Schenectady County has received a $1.5 million state grant to go into city neighborhoods and reduce environmental housing hazards linked to illness and injury.
“This funding will allow county public health nurses to continue to reach directly into the community to work with families and other residents to reduce environmental health hazards,” Legislature Vice Chairwoman Karen Johnson, who heads the Health and Human Services Committee, said in a news release,
Following the awarding of the state Department of Health grant, which is to be used over five years, the county Public Health Services department will expand its Healthy Neighborhood Program and hire a public health systems administrator.
The administrator will earn an annual salary between $47,487 and $56,182, which will come out of the county budget, said Joe McQueen, the county spokesman.
“This position will allow the department to focus on epidemiology [the incidence, distribution and control of disease in a population]; development of public heath plans and strategies, including community health assessment and preparedness plans; health date analysis; program evaluation; and grant administration activities,” Public Health Director Joanne Cocozzoli wrote in a memo to County Manager Kathleen Rooney.
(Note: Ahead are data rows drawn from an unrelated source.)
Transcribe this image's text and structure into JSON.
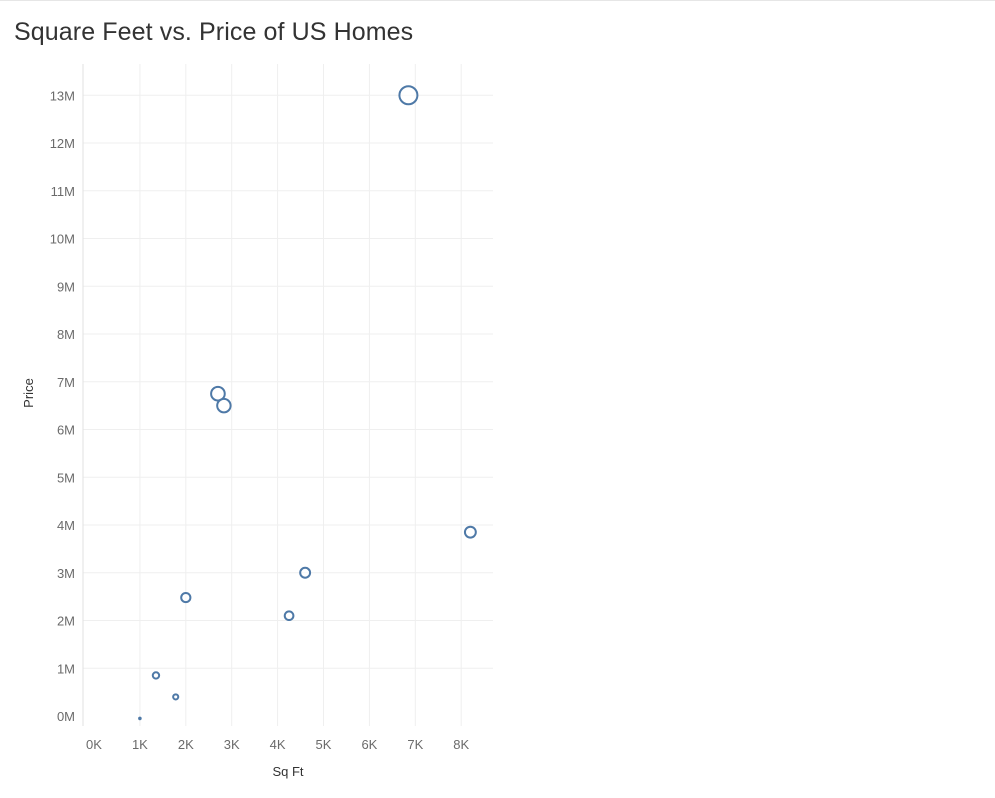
{
  "chart_data": {
    "type": "scatter",
    "title": "Square Feet vs. Price of US Homes",
    "xlabel": "Sq Ft",
    "ylabel": "Price",
    "xlim": [
      0,
      8500
    ],
    "ylim": [
      0,
      13500000
    ],
    "x_ticks": [
      {
        "value": 0,
        "label": "0K"
      },
      {
        "value": 1000,
        "label": "1K"
      },
      {
        "value": 2000,
        "label": "2K"
      },
      {
        "value": 3000,
        "label": "3K"
      },
      {
        "value": 4000,
        "label": "4K"
      },
      {
        "value": 5000,
        "label": "5K"
      },
      {
        "value": 6000,
        "label": "6K"
      },
      {
        "value": 7000,
        "label": "7K"
      },
      {
        "value": 8000,
        "label": "8K"
      }
    ],
    "y_ticks": [
      {
        "value": 0,
        "label": "0M"
      },
      {
        "value": 1000000,
        "label": "1M"
      },
      {
        "value": 2000000,
        "label": "2M"
      },
      {
        "value": 3000000,
        "label": "3M"
      },
      {
        "value": 4000000,
        "label": "4M"
      },
      {
        "value": 5000000,
        "label": "5M"
      },
      {
        "value": 6000000,
        "label": "6M"
      },
      {
        "value": 7000000,
        "label": "7M"
      },
      {
        "value": 8000000,
        "label": "8M"
      },
      {
        "value": 9000000,
        "label": "9M"
      },
      {
        "value": 10000000,
        "label": "10M"
      },
      {
        "value": 11000000,
        "label": "11M"
      },
      {
        "value": 12000000,
        "label": "12M"
      },
      {
        "value": 13000000,
        "label": "13M"
      }
    ],
    "grid": true,
    "legend": "none",
    "marker_color": "#4e79a7",
    "marker_style": "hollow circle, size encodes price",
    "points": [
      {
        "x": 6850,
        "y": 13000000
      },
      {
        "x": 2700,
        "y": 6750000
      },
      {
        "x": 2830,
        "y": 6500000
      },
      {
        "x": 8200,
        "y": 3850000
      },
      {
        "x": 4600,
        "y": 3000000
      },
      {
        "x": 2000,
        "y": 2480000
      },
      {
        "x": 4250,
        "y": 2100000
      },
      {
        "x": 1350,
        "y": 850000
      },
      {
        "x": 1780,
        "y": 400000
      },
      {
        "x": 1000,
        "y": -50000
      }
    ]
  }
}
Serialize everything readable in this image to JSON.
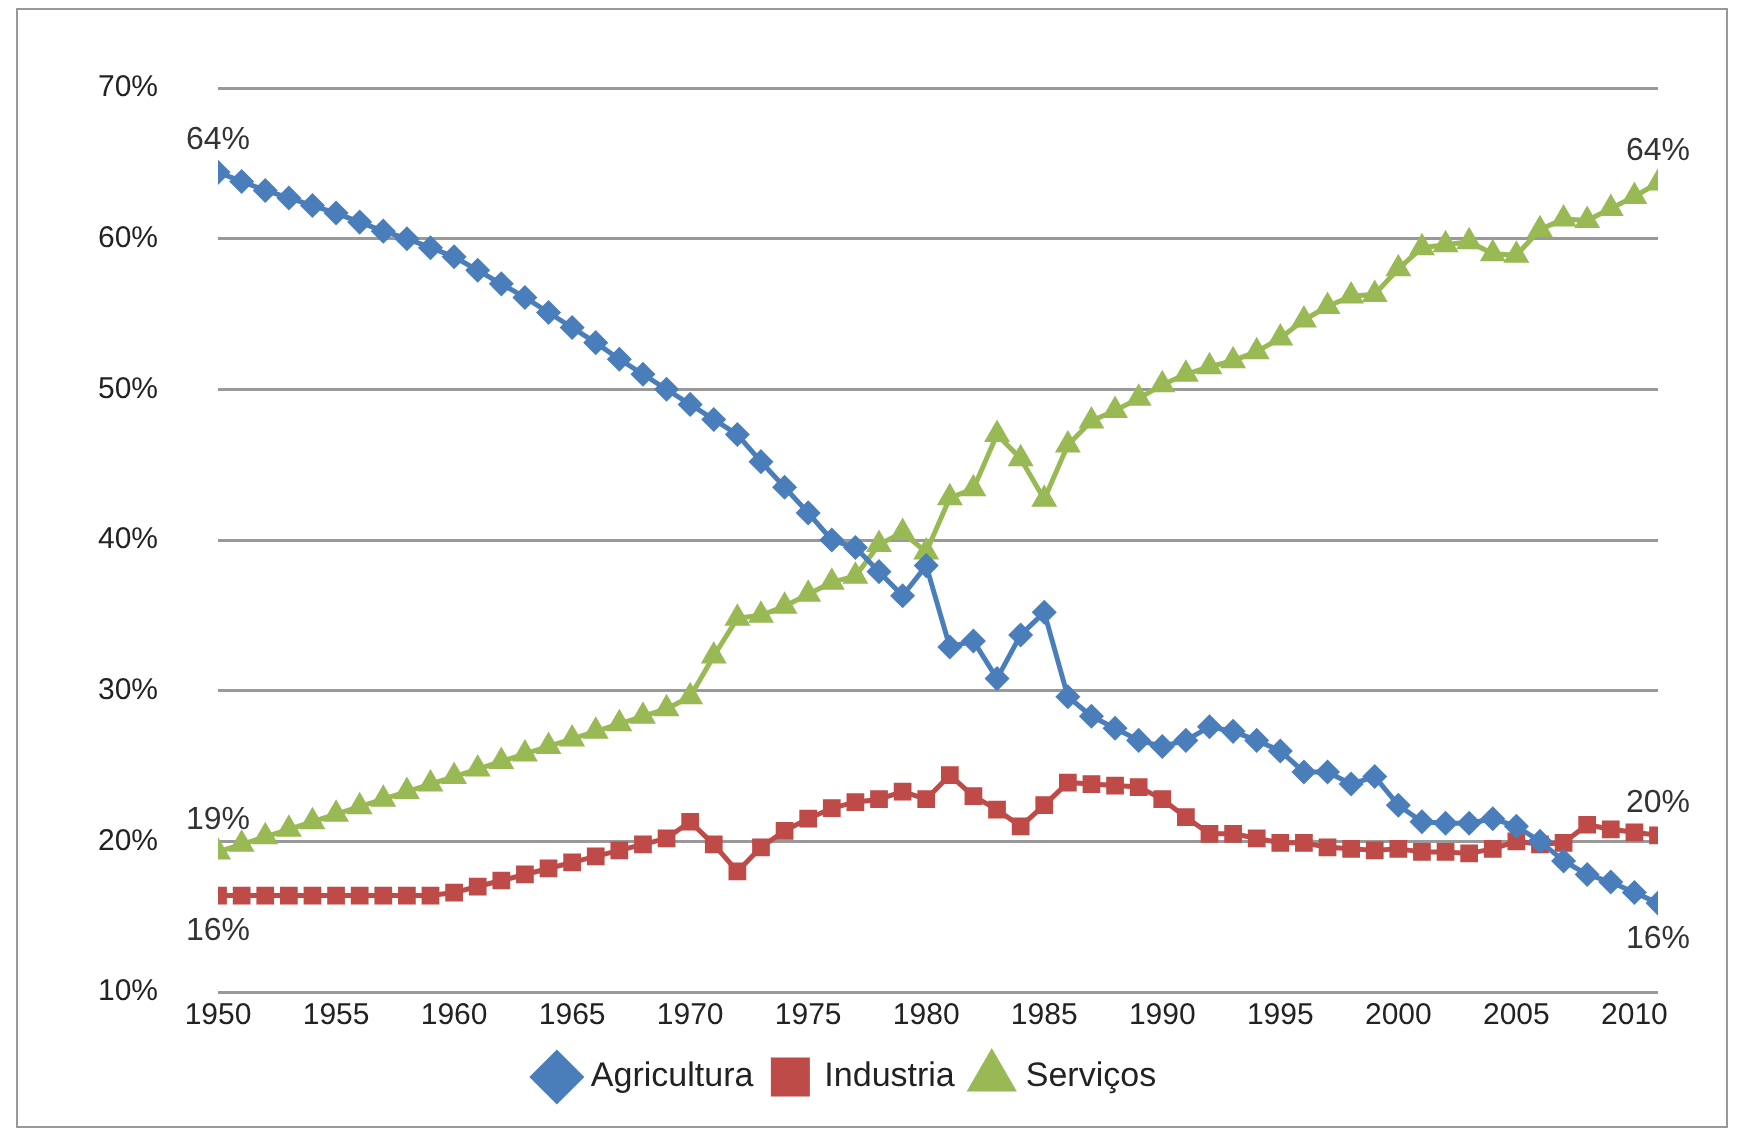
{
  "chart_data": {
    "type": "line",
    "x": [
      1950,
      1951,
      1952,
      1953,
      1954,
      1955,
      1956,
      1957,
      1958,
      1959,
      1960,
      1961,
      1962,
      1963,
      1964,
      1965,
      1966,
      1967,
      1968,
      1969,
      1970,
      1971,
      1972,
      1973,
      1974,
      1975,
      1976,
      1977,
      1978,
      1979,
      1980,
      1981,
      1982,
      1983,
      1984,
      1985,
      1986,
      1987,
      1988,
      1989,
      1990,
      1991,
      1992,
      1993,
      1994,
      1995,
      1996,
      1997,
      1998,
      1999,
      2000,
      2001,
      2002,
      2003,
      2004,
      2005,
      2006,
      2007,
      2008,
      2009,
      2010,
      2011
    ],
    "series": [
      {
        "name": "Agricultura",
        "color": "#4a7ebb",
        "marker": "diamond",
        "values": [
          64.4,
          63.8,
          63.2,
          62.7,
          62.2,
          61.7,
          61.1,
          60.5,
          60.0,
          59.4,
          58.8,
          57.9,
          57.0,
          56.1,
          55.1,
          54.1,
          53.1,
          52.0,
          51.0,
          50.0,
          49.0,
          48.0,
          47.0,
          45.2,
          43.5,
          41.8,
          40.0,
          39.5,
          37.9,
          36.3,
          38.3,
          32.9,
          33.3,
          30.8,
          33.7,
          35.2,
          29.6,
          28.3,
          27.5,
          26.7,
          26.3,
          26.7,
          27.6,
          27.3,
          26.7,
          26.0,
          24.6,
          24.6,
          23.8,
          24.3,
          22.4,
          21.3,
          21.2,
          21.2,
          21.5,
          21.0,
          20.0,
          18.7,
          17.8,
          17.3,
          16.6,
          15.9
        ],
        "value_labels": [
          "64%",
          null,
          null,
          null,
          null,
          null,
          null,
          null,
          null,
          null,
          null,
          null,
          null,
          null,
          null,
          null,
          null,
          null,
          null,
          null,
          null,
          null,
          null,
          null,
          null,
          null,
          null,
          null,
          null,
          null,
          null,
          null,
          null,
          null,
          null,
          null,
          null,
          null,
          null,
          null,
          null,
          null,
          null,
          null,
          null,
          null,
          null,
          null,
          null,
          null,
          null,
          null,
          null,
          null,
          null,
          null,
          null,
          null,
          null,
          null,
          null,
          "16%"
        ]
      },
      {
        "name": "Industria",
        "color": "#be4b48",
        "marker": "square",
        "values": [
          16.4,
          16.4,
          16.4,
          16.4,
          16.4,
          16.4,
          16.4,
          16.4,
          16.4,
          16.4,
          16.6,
          17.0,
          17.4,
          17.8,
          18.2,
          18.6,
          19.0,
          19.4,
          19.8,
          20.2,
          21.3,
          19.8,
          18.0,
          19.6,
          20.7,
          21.5,
          22.2,
          22.6,
          22.8,
          23.3,
          22.8,
          24.4,
          23.0,
          22.1,
          21.0,
          22.4,
          23.9,
          23.8,
          23.7,
          23.6,
          22.8,
          21.6,
          20.5,
          20.5,
          20.2,
          19.9,
          19.9,
          19.6,
          19.5,
          19.4,
          19.5,
          19.3,
          19.3,
          19.2,
          19.5,
          20.0,
          19.8,
          19.9,
          21.1,
          20.8,
          20.6,
          20.4
        ],
        "value_labels": [
          "16%",
          null,
          null,
          null,
          null,
          null,
          null,
          null,
          null,
          null,
          null,
          null,
          null,
          null,
          null,
          null,
          null,
          null,
          null,
          null,
          null,
          null,
          null,
          null,
          null,
          null,
          null,
          null,
          null,
          null,
          null,
          null,
          null,
          null,
          null,
          null,
          null,
          null,
          null,
          null,
          null,
          null,
          null,
          null,
          null,
          null,
          null,
          null,
          null,
          null,
          null,
          null,
          null,
          null,
          null,
          null,
          null,
          null,
          null,
          null,
          null,
          "20%"
        ]
      },
      {
        "name": "Serviços",
        "color": "#98b954",
        "marker": "triangle",
        "values": [
          19.3,
          19.8,
          20.3,
          20.8,
          21.3,
          21.8,
          22.3,
          22.8,
          23.3,
          23.8,
          24.3,
          24.8,
          25.3,
          25.8,
          26.3,
          26.8,
          27.3,
          27.8,
          28.3,
          28.8,
          29.6,
          32.3,
          34.8,
          35.0,
          35.6,
          36.4,
          37.2,
          37.6,
          39.7,
          40.5,
          39.2,
          42.8,
          43.4,
          47.0,
          45.4,
          42.7,
          46.3,
          47.9,
          48.6,
          49.4,
          50.3,
          51.0,
          51.5,
          51.9,
          52.5,
          53.4,
          54.6,
          55.5,
          56.2,
          56.3,
          58.0,
          59.4,
          59.6,
          59.8,
          59.0,
          58.9,
          60.6,
          61.3,
          61.2,
          62.0,
          62.8,
          63.7
        ],
        "value_labels": [
          "19%",
          null,
          null,
          null,
          null,
          null,
          null,
          null,
          null,
          null,
          null,
          null,
          null,
          null,
          null,
          null,
          null,
          null,
          null,
          null,
          null,
          null,
          null,
          null,
          null,
          null,
          null,
          null,
          null,
          null,
          null,
          null,
          null,
          null,
          null,
          null,
          null,
          null,
          null,
          null,
          null,
          null,
          null,
          null,
          null,
          null,
          null,
          null,
          null,
          null,
          null,
          null,
          null,
          null,
          null,
          null,
          null,
          null,
          null,
          null,
          null,
          "64%"
        ]
      }
    ],
    "xlim": [
      1950,
      2011
    ],
    "xticks": [
      1950,
      1955,
      1960,
      1965,
      1970,
      1975,
      1980,
      1985,
      1990,
      1995,
      2000,
      2005,
      2010
    ],
    "ylim": [
      10,
      70
    ],
    "yticks": [
      {
        "value": 10,
        "label": "10%"
      },
      {
        "value": 20,
        "label": "20%"
      },
      {
        "value": 30,
        "label": "30%"
      },
      {
        "value": 40,
        "label": "40%"
      },
      {
        "value": 50,
        "label": "50%"
      },
      {
        "value": 60,
        "label": "60%"
      },
      {
        "value": 70,
        "label": "70%"
      }
    ],
    "grid": "y",
    "legend": "bottom",
    "line_style": "solid"
  }
}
The county will also direct two additional nurses to the program, which previously had only one part-time nurse, McQueen said. No new nurse positions will be created, as two nurses recently retired, but the grant funding will go toward the nurses’ salaries.
The nurses will work with residents to identify unhealthy conditions, such as old carpeting that might trigger asthma attacks, and how to improve those conditions.
“That’s what’s going to allow us to do so much more,” McQueen said. “We’re going to have more feet on the ground to go into the community and work with these families.”
The grant funding will also help the county purchase smoke detectors, fire extinguishers, smoking cessation packets, cleaning supplies, dust-wipe mops and first-aid kits, among other health products, that will be provided to residents free of charge.
“With more nurses making more visits, we’ll be needing more supplies, more incentives,” Cocozzoli said.